# XGBoost Algorithm Predicts Returns (Part 1)

Use algorithm to learn the investment factors and predict returns.

## Highlights

• Difficulty：★★★☆☆
• Setting Virtual Environment
• XGBoost Introduction and Installation

## Preface

Recently, a lot of algorithms have emerged, and various mathematical models have been developed to solve problems. The classic model is “regression”. With the advancement of technology, algorithms now been developed which can improve and learn by themselves (Machine Learning). Nowaday has developed into the most popular type of neural network model (Deep Learning).

This article introduces the tree model XGBoost and will be divided into two parts. The first part will teach how to set environment and module installation. The second part is the preprocessing of the data, training, and prediction and visualization.

## XGBoost Introduction

First, let’s introduce the popular algorithm XGBoost. The so-called Boosting is a kind of aggregating many weak learnings into a more powerful learner, which has higher accuracy for the final prediction result.

XGBoost (Extreme Gradient Boosting) is a gradient descent algorithm, Gradient Boosted Tree (GBDT), Each step of learning is based on previous errors, and will retain the original model, and add new functions as a correction the last error, this is a collection of multiple weak learners. The application mainly solves supervised learning, which can deal with classification and regression problems as well.

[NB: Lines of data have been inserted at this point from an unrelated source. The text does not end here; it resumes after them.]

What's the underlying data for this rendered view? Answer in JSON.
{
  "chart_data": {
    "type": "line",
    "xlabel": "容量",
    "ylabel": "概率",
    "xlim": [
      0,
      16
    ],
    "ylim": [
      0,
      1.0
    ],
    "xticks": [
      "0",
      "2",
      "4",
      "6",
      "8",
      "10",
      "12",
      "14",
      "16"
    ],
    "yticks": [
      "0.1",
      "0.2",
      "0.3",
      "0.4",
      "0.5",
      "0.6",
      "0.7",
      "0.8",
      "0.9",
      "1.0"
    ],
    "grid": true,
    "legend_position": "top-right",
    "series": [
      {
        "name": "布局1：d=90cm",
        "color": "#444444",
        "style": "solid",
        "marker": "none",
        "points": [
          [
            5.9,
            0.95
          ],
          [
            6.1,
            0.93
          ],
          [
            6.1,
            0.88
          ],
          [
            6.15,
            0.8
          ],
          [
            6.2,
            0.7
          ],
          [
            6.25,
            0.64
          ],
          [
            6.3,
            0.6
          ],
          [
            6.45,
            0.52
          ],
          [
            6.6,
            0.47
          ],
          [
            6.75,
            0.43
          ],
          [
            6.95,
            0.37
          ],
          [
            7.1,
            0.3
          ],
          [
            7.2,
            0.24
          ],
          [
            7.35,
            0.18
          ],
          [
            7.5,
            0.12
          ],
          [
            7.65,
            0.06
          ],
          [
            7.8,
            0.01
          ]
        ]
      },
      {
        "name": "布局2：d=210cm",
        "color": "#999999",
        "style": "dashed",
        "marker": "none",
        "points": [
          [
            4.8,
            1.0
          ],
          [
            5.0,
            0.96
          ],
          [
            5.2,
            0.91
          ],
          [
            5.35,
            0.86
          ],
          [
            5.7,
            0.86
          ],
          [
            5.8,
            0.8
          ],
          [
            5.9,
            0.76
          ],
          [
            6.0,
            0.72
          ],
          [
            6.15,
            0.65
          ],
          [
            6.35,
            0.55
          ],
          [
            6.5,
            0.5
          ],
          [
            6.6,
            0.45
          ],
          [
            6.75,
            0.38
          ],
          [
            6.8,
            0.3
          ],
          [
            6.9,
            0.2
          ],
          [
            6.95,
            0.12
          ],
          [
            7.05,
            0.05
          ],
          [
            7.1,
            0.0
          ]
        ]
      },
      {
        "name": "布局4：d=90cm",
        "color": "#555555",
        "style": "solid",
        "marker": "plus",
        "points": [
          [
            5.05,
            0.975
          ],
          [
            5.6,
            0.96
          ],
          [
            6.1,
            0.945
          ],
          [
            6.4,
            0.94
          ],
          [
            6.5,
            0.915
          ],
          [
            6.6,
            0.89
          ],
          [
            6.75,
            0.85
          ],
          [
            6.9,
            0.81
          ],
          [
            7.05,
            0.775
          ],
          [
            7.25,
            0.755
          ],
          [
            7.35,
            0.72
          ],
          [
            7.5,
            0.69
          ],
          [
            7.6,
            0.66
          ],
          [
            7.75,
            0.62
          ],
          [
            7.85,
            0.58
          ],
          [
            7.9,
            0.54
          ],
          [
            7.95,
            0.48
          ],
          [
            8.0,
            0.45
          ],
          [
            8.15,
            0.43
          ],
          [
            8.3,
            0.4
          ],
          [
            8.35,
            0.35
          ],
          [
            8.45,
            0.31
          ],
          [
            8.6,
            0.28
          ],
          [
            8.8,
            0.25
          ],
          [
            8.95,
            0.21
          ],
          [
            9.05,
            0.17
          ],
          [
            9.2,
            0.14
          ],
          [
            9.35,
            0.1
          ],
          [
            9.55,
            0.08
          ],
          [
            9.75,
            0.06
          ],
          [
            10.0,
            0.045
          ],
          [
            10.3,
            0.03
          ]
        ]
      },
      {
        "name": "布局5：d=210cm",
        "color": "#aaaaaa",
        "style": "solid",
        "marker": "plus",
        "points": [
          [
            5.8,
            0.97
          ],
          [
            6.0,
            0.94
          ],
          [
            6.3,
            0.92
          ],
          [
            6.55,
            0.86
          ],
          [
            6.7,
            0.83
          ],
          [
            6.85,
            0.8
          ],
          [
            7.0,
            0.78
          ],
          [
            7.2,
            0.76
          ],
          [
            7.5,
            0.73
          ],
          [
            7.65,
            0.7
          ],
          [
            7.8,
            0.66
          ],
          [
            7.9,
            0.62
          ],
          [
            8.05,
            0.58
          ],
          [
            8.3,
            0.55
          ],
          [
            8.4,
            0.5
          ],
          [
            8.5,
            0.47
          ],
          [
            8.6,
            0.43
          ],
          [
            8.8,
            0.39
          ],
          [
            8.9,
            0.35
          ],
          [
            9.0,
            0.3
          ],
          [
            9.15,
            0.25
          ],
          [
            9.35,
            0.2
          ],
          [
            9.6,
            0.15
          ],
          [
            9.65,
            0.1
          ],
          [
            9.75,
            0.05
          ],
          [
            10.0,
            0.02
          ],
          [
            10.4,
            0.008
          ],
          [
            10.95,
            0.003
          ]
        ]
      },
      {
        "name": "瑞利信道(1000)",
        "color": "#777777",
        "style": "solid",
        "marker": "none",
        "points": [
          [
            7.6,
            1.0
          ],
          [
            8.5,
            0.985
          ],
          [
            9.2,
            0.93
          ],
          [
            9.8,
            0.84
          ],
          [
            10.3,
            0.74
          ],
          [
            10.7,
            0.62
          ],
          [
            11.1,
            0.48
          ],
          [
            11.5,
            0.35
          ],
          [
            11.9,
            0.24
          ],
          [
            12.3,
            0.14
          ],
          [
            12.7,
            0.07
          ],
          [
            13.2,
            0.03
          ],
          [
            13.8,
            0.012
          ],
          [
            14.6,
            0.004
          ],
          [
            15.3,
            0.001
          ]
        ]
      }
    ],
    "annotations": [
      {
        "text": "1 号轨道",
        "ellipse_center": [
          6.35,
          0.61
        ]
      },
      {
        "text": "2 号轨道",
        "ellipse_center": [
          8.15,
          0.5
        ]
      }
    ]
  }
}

## The Editing Environment and Modules Required

Mac OS and Jupyter Notebook

## Virtual Environment

Due to XGBoost uses many modules, if the versions are inconsistent, it will cause endless errors. Therefore, we can create a new environment to install these modules. There are many ways to install them. This tutorial is a relatively simple and easy-to-understand way to minimize errors.

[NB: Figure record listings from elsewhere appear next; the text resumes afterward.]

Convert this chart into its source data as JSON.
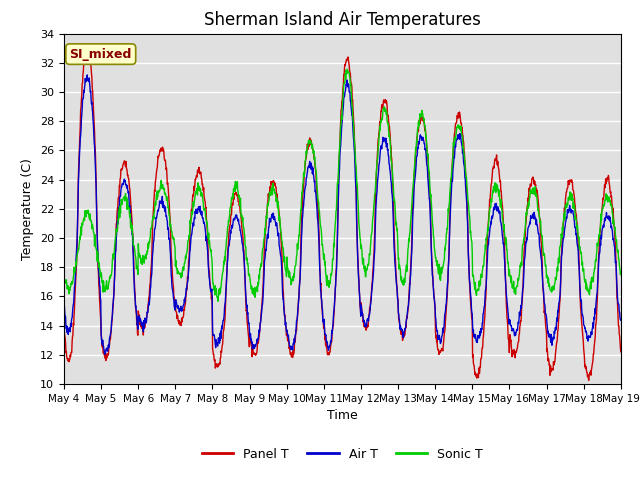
{
  "title": "Sherman Island Air Temperatures",
  "xlabel": "Time",
  "ylabel": "Temperature (C)",
  "ylim": [
    10,
    34
  ],
  "yticks": [
    10,
    12,
    14,
    16,
    18,
    20,
    22,
    24,
    26,
    28,
    30,
    32,
    34
  ],
  "xtick_labels": [
    "May 4",
    "May 5",
    "May 6",
    "May 7",
    "May 8",
    "May 9",
    "May 10",
    "May 11",
    "May 12",
    "May 13",
    "May 14",
    "May 15",
    "May 16",
    "May 17",
    "May 18",
    "May 19"
  ],
  "panel_color": "#cc0000",
  "air_color": "#0000cc",
  "sonic_color": "#00cc00",
  "bg_color": "#e0e0e0",
  "annotation_text": "SI_mixed",
  "annotation_bg": "#ffffcc",
  "annotation_fg": "#880000",
  "legend_labels": [
    "Panel T",
    "Air T",
    "Sonic T"
  ],
  "n_days": 15,
  "points_per_day": 96,
  "figsize": [
    6.4,
    4.8
  ],
  "dpi": 100
}
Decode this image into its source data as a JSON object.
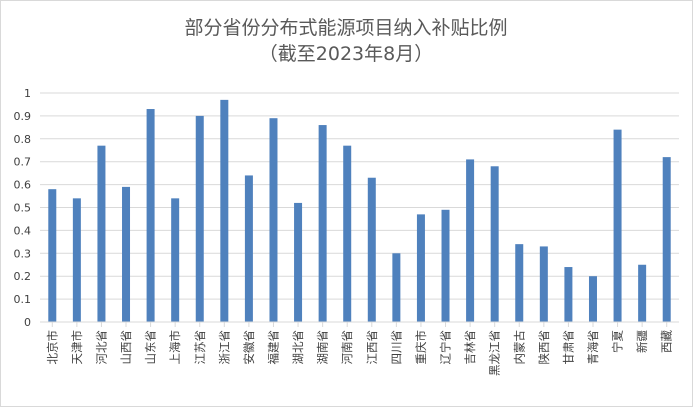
{
  "chart_data": {
    "type": "bar",
    "title": "部分省份分布式能源项目纳入补贴比例",
    "subtitle": "（截至2023年8月）",
    "categories": [
      "北京市",
      "天津市",
      "河北省",
      "山西省",
      "山东省",
      "上海市",
      "江苏省",
      "浙江省",
      "安徽省",
      "福建省",
      "湖北省",
      "湖南省",
      "河南省",
      "江西省",
      "四川省",
      "重庆市",
      "辽宁省",
      "吉林省",
      "黑龙江省",
      "内蒙古",
      "陕西省",
      "甘肃省",
      "青海省",
      "宁夏",
      "新疆",
      "西藏"
    ],
    "values": [
      0.58,
      0.54,
      0.77,
      0.59,
      0.93,
      0.54,
      0.9,
      0.97,
      0.64,
      0.89,
      0.52,
      0.86,
      0.77,
      0.63,
      0.3,
      0.47,
      0.49,
      0.71,
      0.68,
      0.34,
      0.33,
      0.24,
      0.2,
      0.84,
      0.25,
      0.72
    ],
    "yticks": [
      "0",
      "0.1",
      "0.2",
      "0.3",
      "0.4",
      "0.5",
      "0.6",
      "0.7",
      "0.8",
      "0.9",
      "1"
    ],
    "ylim": [
      0,
      1
    ],
    "grid": true,
    "bar_color": "#4f81bd",
    "grid_color": "#d9d9d9"
  }
}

#### Step 1. Install Anaconda

Anaconda can be said to be a lazy package for beginners. It solves the current situation that the inconsistency of various systems causes installation difficulties. It has organized more than 1000 packages that can be installed, which are suitable for Windows, Linux and MacOS. Operating system environment, also has a virtual environment manager, which is simple and fast for installing and executing machine learning environment.

#### Step 2. Click terminal

Windows system is Anaconda Prompt

Enter the following command

`conda create -n new_env_name python==3.8`

It will pop up and ask if you want to install it. Enter `y` and `enter` ！ The name of our new environment is `test`. Of course you can also type any name you like.

`conda env list`

This command will show all of the environment we have created.

step 3. Activate environment

`conda activate new_env_name`

At this time, the front bracket (base) of the terminal will turn into the name (test). It means we activate the environment successful. If the following installation fails and need to reinstall. We just remove the environment by simply entering a series of commands below.

`conda env remove -n new_env_name`

## Install XGBoost

#### step 1. Activate environment

`conda activate new_env_name`

#### step 2. Enter command

`conda install py-xgboost`

The same will ask if you want to install these modules, type `y` and press `enter` to start the installation, and it will be successful after running! Is it very simple!

## Install XGBoost visualization module graphviz

#### step 1. Install Homebrew (under our new environment)

Homebrew We can understand it as an installation method. For example, using `pip` to install python module. On macOS, Homebrew is the most widely used package management tool.

`/bin/bash -c "\$(curl -fsSL https://raw.githubusercontent.com/Homebrew/install/HEAD/install.sh)"`

Enter the command on the terminal to install

#### step 2. graphviz

`brew install graphviz`

The above are the modules we will mainly use in this article! However, in the new environment, XGBoost does not have some of the modules we need, so we have to install them separately (pandas, matplotlib, tejapi). The command is separated by spaces.

`pip install pandas matplotlib tejapi`

## Final Result

Finally, checking whether the installation is successful in jupyter!

## Database

We use TWN/AFF_RAW in this article. It provides trading factors for algorithms learning. Database refer to Kenneth R. French and top three financial journals (JF、RFS、JFE). The indicators are calculated by using Taiwan market data, and the all indicators are sorted out in a monthly frequency.

`df = tejapi.get('TWN/AFF_RAW',                coid = '9921',                mdate={'gte': '2015-01-01', 'lte':'2020-12-31'}                chinese_column_name = True,                paginate = True)`

## Conclusion

The part 1 of this article is about module installation. I believe that most people will encounter many installation situations when first contact the program. The arrangement of the environment is the first class for programmer. After everyone has successfully installed it, the part 2 will start to use the database. We will process the data, feed the model, and predict returns as a reference for our investment.